Dawn of the Emperors: Thyatis and Alphatia
- Author: Aaron Allston
- Genre: Role-playing game
- Publisher: TSR
- Publication date: 1989
- Media type: Boxed set
- ISBN: 0-88038-736-X

= Dawn of the Emperors: Thyatis and Alphatia =

Tabletop role-playing game supplement for Dungeons & Dragons

Dawn of the Emperors: Thyatis and Alphatia is an accessory for the Dungeons & Dragons fantasy role-playing game.

==Contents==
Dawn of the Emperors is a campaign setting which details the warring empires of Thyatis and Alphatia.

The 32-page "Player's Guide to Thyatis" details an empire similar to ancient Rome and includes character creation rules for Thyatian player characters.

The 32-page "Player's Guide to Alphatia" describes an ancient empire ruled by magic-users over all non-magic users, and book includes rules for creating Alphatian characters, and how to make magic items.

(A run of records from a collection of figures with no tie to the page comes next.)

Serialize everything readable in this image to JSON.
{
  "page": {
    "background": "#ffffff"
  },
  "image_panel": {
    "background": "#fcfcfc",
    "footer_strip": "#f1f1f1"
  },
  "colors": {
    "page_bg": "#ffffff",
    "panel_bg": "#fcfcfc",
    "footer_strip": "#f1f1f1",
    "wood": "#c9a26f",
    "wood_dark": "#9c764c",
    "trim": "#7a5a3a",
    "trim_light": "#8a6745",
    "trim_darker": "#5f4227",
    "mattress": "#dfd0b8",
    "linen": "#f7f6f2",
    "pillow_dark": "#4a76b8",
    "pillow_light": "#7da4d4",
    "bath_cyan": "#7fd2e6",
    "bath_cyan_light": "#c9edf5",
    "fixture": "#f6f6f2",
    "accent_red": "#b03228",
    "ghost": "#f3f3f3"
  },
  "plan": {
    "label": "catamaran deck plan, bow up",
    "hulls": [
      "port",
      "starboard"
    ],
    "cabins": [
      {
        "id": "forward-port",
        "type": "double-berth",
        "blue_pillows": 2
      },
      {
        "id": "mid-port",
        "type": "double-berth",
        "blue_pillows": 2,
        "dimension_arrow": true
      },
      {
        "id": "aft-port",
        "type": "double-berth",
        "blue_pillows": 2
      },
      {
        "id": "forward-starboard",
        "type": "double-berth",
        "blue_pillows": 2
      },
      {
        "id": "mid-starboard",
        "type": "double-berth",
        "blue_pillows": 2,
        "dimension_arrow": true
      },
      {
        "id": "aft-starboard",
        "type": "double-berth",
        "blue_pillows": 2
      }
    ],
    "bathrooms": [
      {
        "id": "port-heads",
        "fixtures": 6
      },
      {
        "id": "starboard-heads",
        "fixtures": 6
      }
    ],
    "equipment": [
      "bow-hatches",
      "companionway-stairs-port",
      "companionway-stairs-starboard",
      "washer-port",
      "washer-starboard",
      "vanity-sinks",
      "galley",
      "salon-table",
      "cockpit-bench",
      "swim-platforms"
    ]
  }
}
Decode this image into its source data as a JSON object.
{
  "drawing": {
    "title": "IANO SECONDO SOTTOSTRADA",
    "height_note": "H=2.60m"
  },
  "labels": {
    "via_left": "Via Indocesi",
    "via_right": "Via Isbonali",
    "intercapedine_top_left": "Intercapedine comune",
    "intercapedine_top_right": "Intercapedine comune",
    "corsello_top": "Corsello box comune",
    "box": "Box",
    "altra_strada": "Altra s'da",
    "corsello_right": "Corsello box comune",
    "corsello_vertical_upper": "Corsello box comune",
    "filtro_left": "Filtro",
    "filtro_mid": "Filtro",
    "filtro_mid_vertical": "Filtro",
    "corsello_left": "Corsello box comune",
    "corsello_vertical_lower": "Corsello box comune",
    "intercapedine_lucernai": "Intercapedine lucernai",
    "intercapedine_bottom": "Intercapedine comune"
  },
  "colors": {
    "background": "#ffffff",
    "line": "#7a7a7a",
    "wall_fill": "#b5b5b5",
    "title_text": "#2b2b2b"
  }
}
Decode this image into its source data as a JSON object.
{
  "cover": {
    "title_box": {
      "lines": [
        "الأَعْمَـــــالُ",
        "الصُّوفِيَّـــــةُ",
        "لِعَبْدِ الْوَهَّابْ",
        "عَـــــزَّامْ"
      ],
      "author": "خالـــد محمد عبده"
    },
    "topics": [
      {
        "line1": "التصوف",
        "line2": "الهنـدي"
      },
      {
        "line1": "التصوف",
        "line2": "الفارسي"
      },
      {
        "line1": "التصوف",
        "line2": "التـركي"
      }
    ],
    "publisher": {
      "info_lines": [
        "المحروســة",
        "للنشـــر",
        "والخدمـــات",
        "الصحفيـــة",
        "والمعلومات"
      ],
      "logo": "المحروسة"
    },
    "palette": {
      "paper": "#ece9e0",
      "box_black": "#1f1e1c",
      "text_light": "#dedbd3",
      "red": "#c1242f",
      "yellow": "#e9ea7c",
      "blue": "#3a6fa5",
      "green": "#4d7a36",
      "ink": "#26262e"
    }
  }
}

The 128-page "The Dungeon Master's Sourcebook" provides both a history and an atlas for the two featured empires, and describes territories disputed between them, also including suggestions for campaigns and adventure scenarios, and rules for converting the set to Advanced Dungeons & Dragons.

==Publication history==
Dawn of the Emperors - Thyatis and Alphatia was written by Aaron Allston, with a cover by Clyde Caldwell and interior illustrations by Stephen Fabian, and was published by TSR in 1989 as a boxed set containing a 128-page book, two 32-page books, and two large color maps.

==Reception==
In the January 1990 edition of Games International (Issue 12), although Steve Jones had some quibbles with several of the rules, he concluded "I was pleasantly surprised by this campaign pack."

In the 1991 book Heroic Worlds: A History and Guide to Role-Playing Games, Lawrence Schick commented, "On the whole, it's a satisfying climax to the GAZ series."